Former Vice President Mike Pence had this to say on Wednesday night when asked if he would vote for Donald Trump in 2024, if his former boss were the Republican presidential nominee: "There might be somebody else I'd prefer more."
Speaking at Georgetown University about the future of conservatism, where he also took questions from students, Pence declined to rule out a bid of his own for the White House but said there were other priorities before him.
"When I tell you as I have every confidence that the Republican Party is going to sort out leadership, all my focus has been on the midterm elections and it'll stay that way for the next 20 days," he said. "But after that, we'll be thinking about the future -- ours and the nation's -- and I'll keep you posted."
His comments came in conversation with Mo Elleithee, a Democratic National Committee official, executive director of Georgetown's Institute of Politics and Public Service and a larger part of the Young America's Foundation's college tour by the former vice president, who became estranged from Trump in the wake of the Jan. 6 insurrection -- when pro-Trump supporters stormed the Capitol and briefly sent Pence and gathered lawmakers into hiding.
Since then, Pence has continued to speak publicly about his own vision for the GOP.
In prepared remarks on Wednesday, he only mentioned the midterm elections once, predicting GOP flips across Congress and beyond.
"Frankly, I'm very optimistic that in 20 days, we'll soon have new majorities in the House and Senate and in statehouses around America that will stand for freedom without a problem," he said.

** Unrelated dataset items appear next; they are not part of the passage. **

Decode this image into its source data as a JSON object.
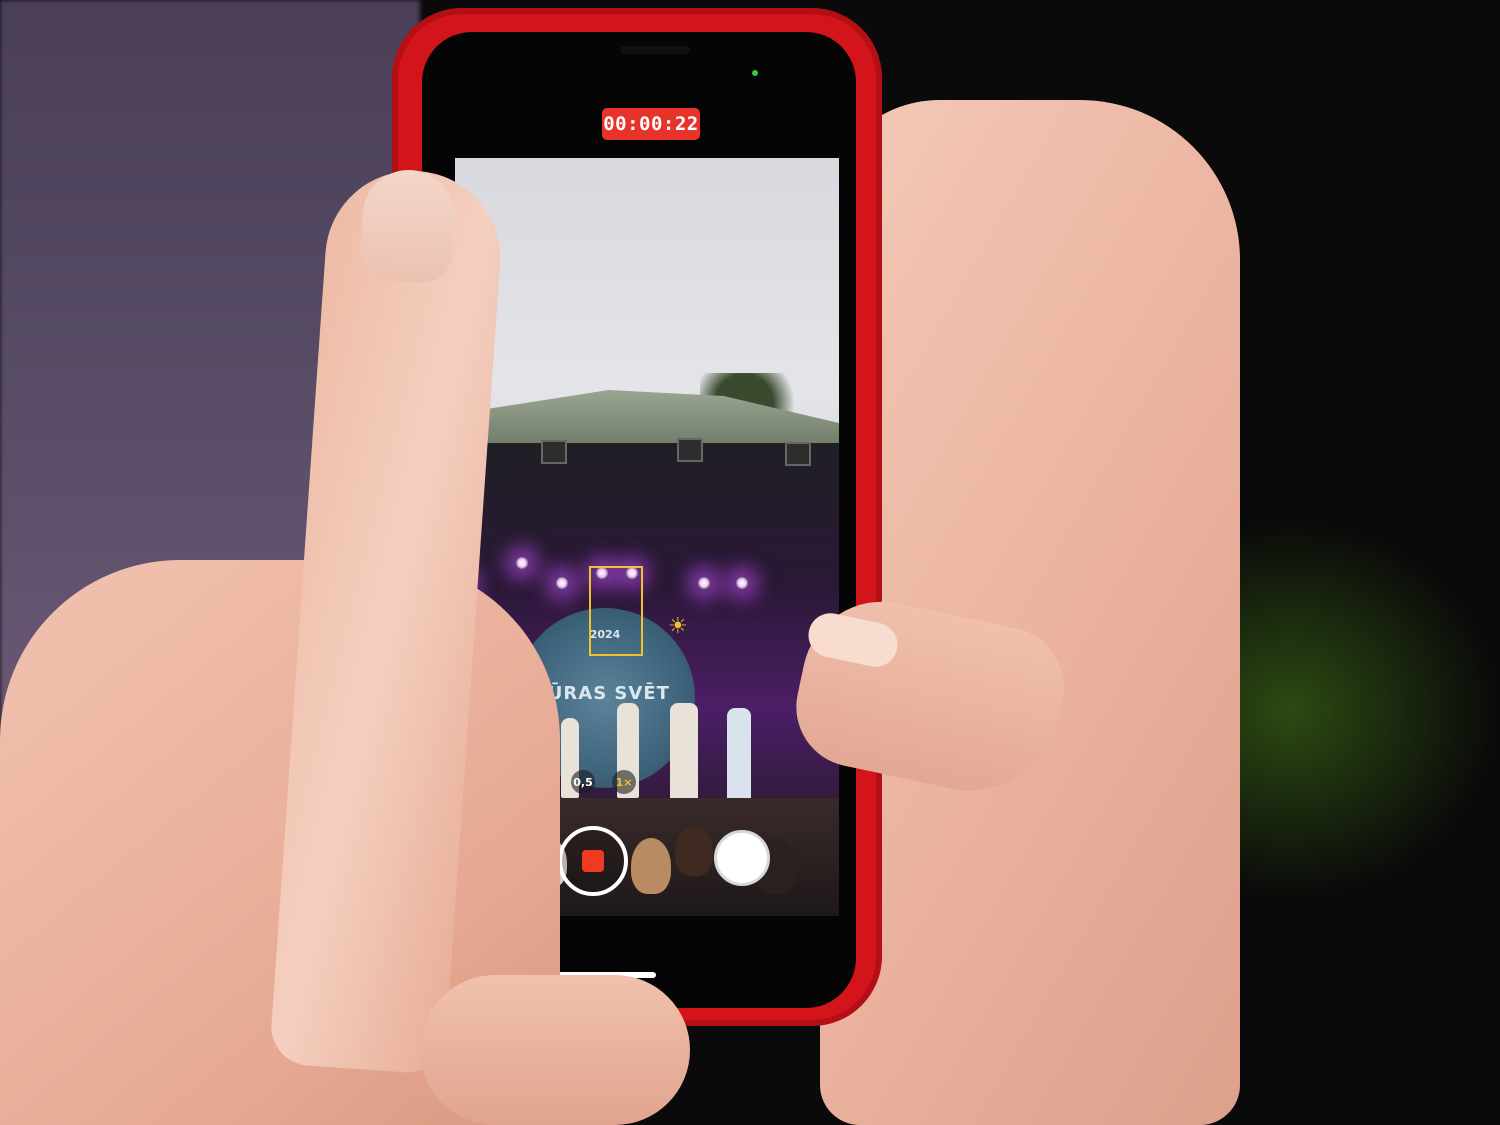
{
  "recording": {
    "timer": "00:00:22"
  },
  "stage_banner": {
    "title": "JŪRAS SVĒT",
    "year": "2024"
  },
  "zoom": {
    "wide": "0,5",
    "standard": "1×"
  },
  "colors": {
    "phone_case": "#d3141a",
    "timer_bg": "#e8332a",
    "focus_box": "#f2c12e",
    "stop_button": "#ee3a22"
  },
  "icons": {
    "exposure": "sun-icon"
  }
}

But, asked by a student how being Trump's vice president had affected his own future in the Republican Party, he joked, saying he's not particularly a long-term planner.
"I can tell you whatever the future holds for me and for [my wife] Karen Pence, it'll be our heart's desire just to reflect at the right time, maybe in the months ahead, determine what our calling is and [we] will follow that calling come what may," he said.
When asked by another student to highlight something he liked in both President Joe Biden and Vice President Kamala Harris, Pence quipped, "Look at the time."
Later, he added that he and Biden had a strong working relationship while both served in Congress and that he called Harris after she was tapped to be Biden's running mate -- the first Black woman and first person of Asian descent on a major party ticket -- to extend prayers to her and her family.
"I can't identify a policy that I agree with in the Biden administration. But again, you know, I think I think you could say that some of these ideas are bad without saying they're a bad person," he said.
During a brief question-and-answer session, Elleithee asked Pence how society could move past a culture of intense partisanship.
He pointed to friendships with Democrats in Congress, including the late Georgia Rep. John Lewis, an icon of the civil rights movement, as proof of occasional common cause across the aisle.
"There's a wide range of issues that we can agree on, issues that we can find practical solutions for the American people on, that I think all begins with treating others the way we want to be treated," he said. "And I really do believe that there's a hunger in this country today for getting back to the way Americans deal with one another."
Pence's 30-minute speech at Georgetown focused on his background, how he evolved politically and religiously and the effect former President Ronald Reagan had on that transformation. As he repeatedly says, he's a "Christian, a conservative and a Republican -- in that order."
But he noted something specific about his style, as he saw it.
"I like to say, 'I'm a conservative, but I'm not in a bad mood about it,'" he said, also referring to himself as "Rush Limbaugh on decaf" when he hosted his radio show in Indiana before he won his bid for Congress.
Elsewhere, though, he spoke more gravely of the dangers posed to the country by Democratic opponents and a "woke agenda" -- a warning far apart from some of his other comments about Democrats on Wednesday night.
"In one short year and a half, the Biden-Harris administration has unleashed a tidal wave of left-wing policies that have in many ways wiped out the progress that we've made to the detriment of the American people," he argued. "Frankly, sometimes I think Democrats have moved so fast that the left hand doesn't know what the far-left hand is doing."
About 25 minutes into his speech, a group of students stood up and walked out of the venue. He referenced them in a seemingly ad-libbed addition.
He also continued to criticize the Biden White House over gas prices, presumed threats to freedom of expression and more.
He praised the younger generation as one capable of great change and the "last line of defense on the Constitution of the United States."
"As you study the American founding and understand what's made this country exceptional and unique, grow in your own heart and mind," he told attendees, including students.
He also spoke earlier Wednesday at the Heritage Foundation, the conservative group, where he cautioned against "unprincipled populism" overtaking his party. He said the GOP must continue to embrace smaller government, strong national defense and "traditional moral values."